Giovanni Enrico Aberle Sforza, better known as Juan Aberle, (11 December 1846 - 28 February 1930) was an Italian conductor and composer who lived in Guatemala and El Salvador.

==Biography==
Born in Naples, at eleven years of age, his obvious affinity for music led him to be enrolled in the Neapolitan Conservatory against the wishes of his parents, Heinrich Aberle and Angela Sforza. After completing his studies he went to New York City, where he was an opera director for five years.

Later, he undertook a musical tour of Latin America. Upon arriving in Guatemala City, he paused to establish a philharmonic society and music conservatory, which he directed from 1873 to 1879.

He then went to El Salvador and established a music school. While there, he composed the music for the Himno Nacional de El Salvador. Later, the Salvadoran government named him director of "La Banda de los Altos Poderes". Because of his advanced age, he retired from public life in 1922. He died in El Salvador in 1930.
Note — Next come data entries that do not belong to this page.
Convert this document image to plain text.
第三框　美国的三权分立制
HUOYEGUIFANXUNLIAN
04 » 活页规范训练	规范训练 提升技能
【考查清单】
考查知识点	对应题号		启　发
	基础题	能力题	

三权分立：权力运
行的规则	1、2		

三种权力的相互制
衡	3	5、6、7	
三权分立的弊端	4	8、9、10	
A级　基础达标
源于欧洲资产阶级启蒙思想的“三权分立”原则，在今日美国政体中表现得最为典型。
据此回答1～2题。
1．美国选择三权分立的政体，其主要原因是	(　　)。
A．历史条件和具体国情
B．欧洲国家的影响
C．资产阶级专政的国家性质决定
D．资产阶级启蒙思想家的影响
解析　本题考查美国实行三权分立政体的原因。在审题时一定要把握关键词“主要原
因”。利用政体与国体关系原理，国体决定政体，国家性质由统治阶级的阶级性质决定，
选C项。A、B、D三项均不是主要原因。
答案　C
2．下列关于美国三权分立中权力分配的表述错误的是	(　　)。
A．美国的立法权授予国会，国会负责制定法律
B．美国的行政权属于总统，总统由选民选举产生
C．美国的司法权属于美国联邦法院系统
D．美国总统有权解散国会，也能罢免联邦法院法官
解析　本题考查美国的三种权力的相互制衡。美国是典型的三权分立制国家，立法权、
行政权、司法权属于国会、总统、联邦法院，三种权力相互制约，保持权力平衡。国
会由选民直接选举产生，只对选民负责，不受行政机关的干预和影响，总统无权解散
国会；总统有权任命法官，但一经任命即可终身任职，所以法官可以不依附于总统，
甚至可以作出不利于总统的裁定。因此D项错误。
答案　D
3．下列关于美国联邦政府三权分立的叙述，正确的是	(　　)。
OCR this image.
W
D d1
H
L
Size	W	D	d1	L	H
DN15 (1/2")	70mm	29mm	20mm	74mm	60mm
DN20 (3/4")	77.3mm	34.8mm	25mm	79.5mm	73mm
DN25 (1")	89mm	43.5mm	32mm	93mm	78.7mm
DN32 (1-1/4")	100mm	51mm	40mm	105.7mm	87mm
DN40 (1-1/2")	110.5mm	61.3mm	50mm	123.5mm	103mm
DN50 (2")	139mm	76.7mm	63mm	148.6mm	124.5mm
His preferred instrument was the piano. He composed a large quantity of chamber music and made transcriptions of opera arias for the piano. His march in honor of Francisco Morazán was declared the "National March" in 1882. He wrote two operas, of which "Ivanhoe" (based on the novel by Sir Walter Scott), is the best known. He also wrote a textbook, "Tratado de Armonía, Contrapunto y Fuga".

He died in San Salvador.

===The Salvadoran national anthem===
Aberle and General Juan José Cañas (who wrote the lyrics) originally received no compensation for their work. Twenty-three years later, on 4 April 1902, the President, Tomás Regalado, and the Legislative Assembly of El Salvador awarded a gold medal to each of them, along with an expression of national gratitude.